There is also the role of the media as an agent provocateur, irresponsible in its behaviour and indicative of the explicit power mass media has in shaping opinions. In fact the media took upon itself (through its famous media icons), to show their bias and partisan nature, a shocking revelation of the lack of maturity. For example, when the Muslim groups in India expressed their shock and anger at the terror attacks, one media channel anchor said it was a “welcome change”, not understanding that the channel was not a medium to voice her personal bias.

What did the people do? A famous ex-actress, and there were more of these who were interviewed rather than thought and opinion leaders (of those leaders that were interviewed, it wasn’t a dialogue but more a diatribe anyways), stated that taxpayers in Mumbai should not pay taxes next year in protest! That probably is liable to be branded a seditionary comment. Ironically, these people rail against such comments made by people who are really seditionary and communal in nature!
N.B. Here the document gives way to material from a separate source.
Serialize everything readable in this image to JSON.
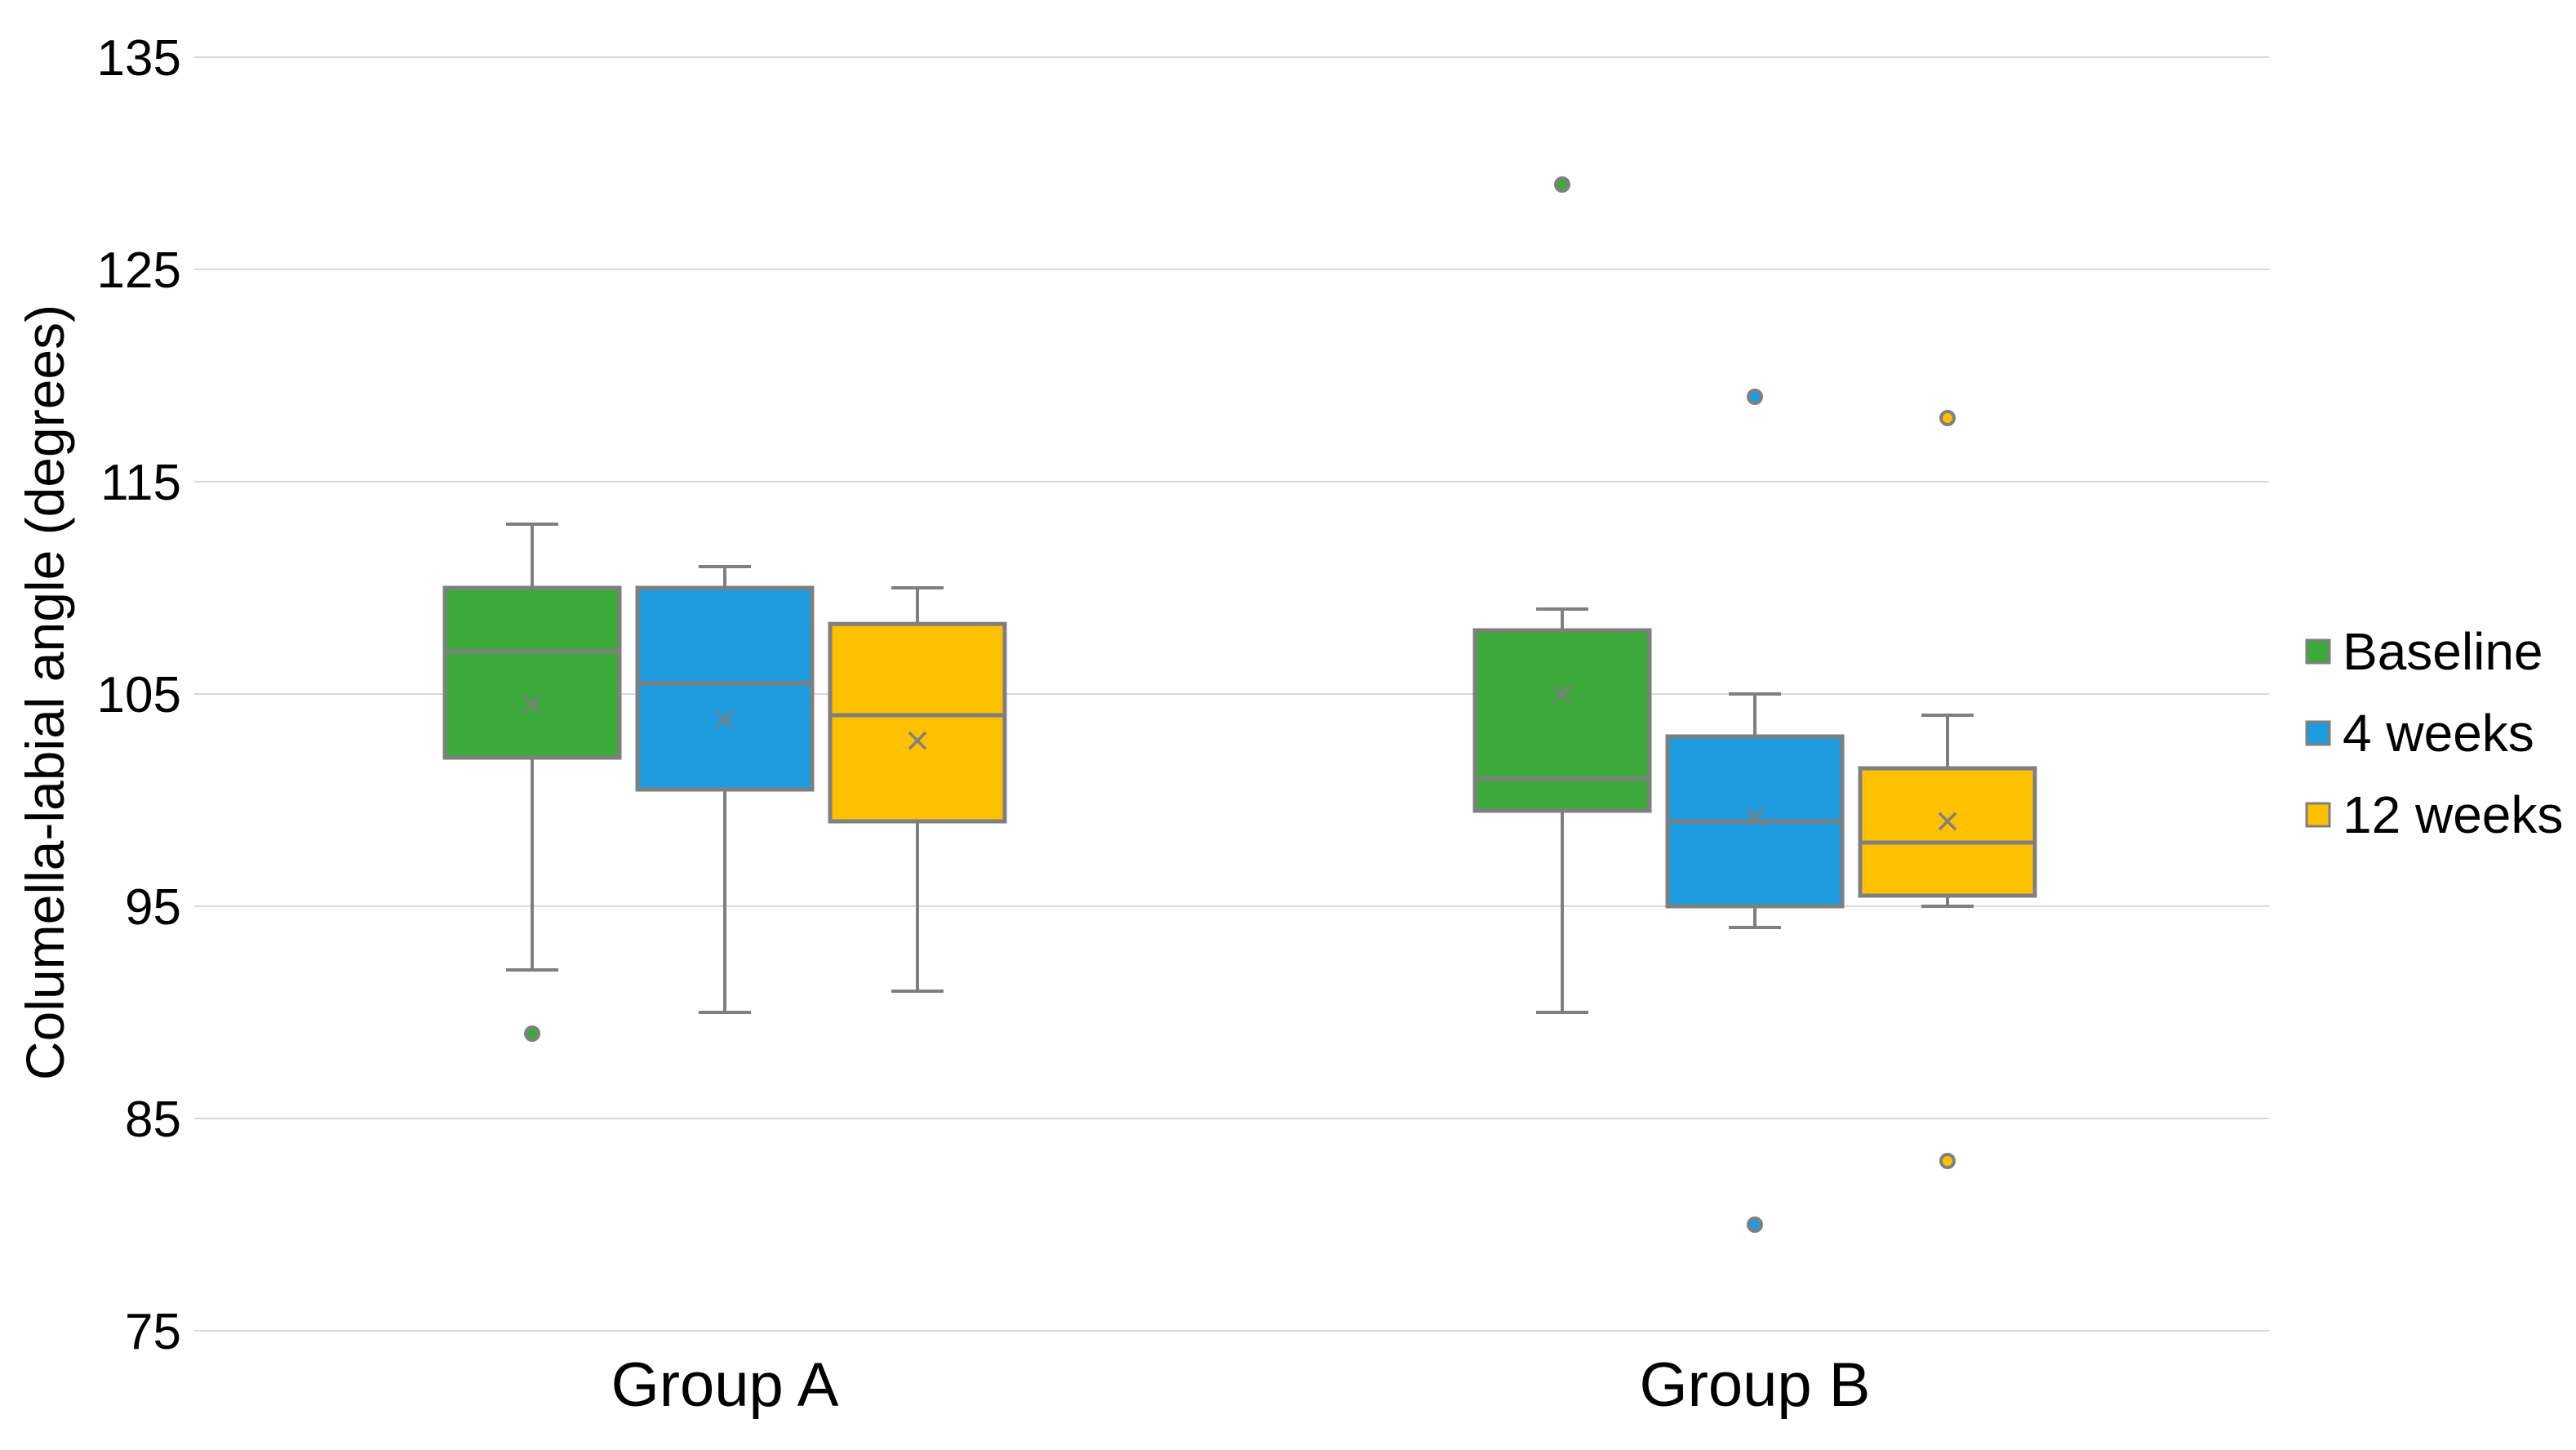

What this all really exposes for me, is the lack of reflection, the lack of serious thinking on serious issues have large geo-political, social, economic and other impacts. Even more the lack of practice, of social action that an individual can contribute to.

For me this reinforces what I am only being able to appreciate in-context now – that our education system needs ecologies where diverse influences are made available – not awareness courses, but strategies for engendering critical thought and refection and avenues for actuating practice through social action.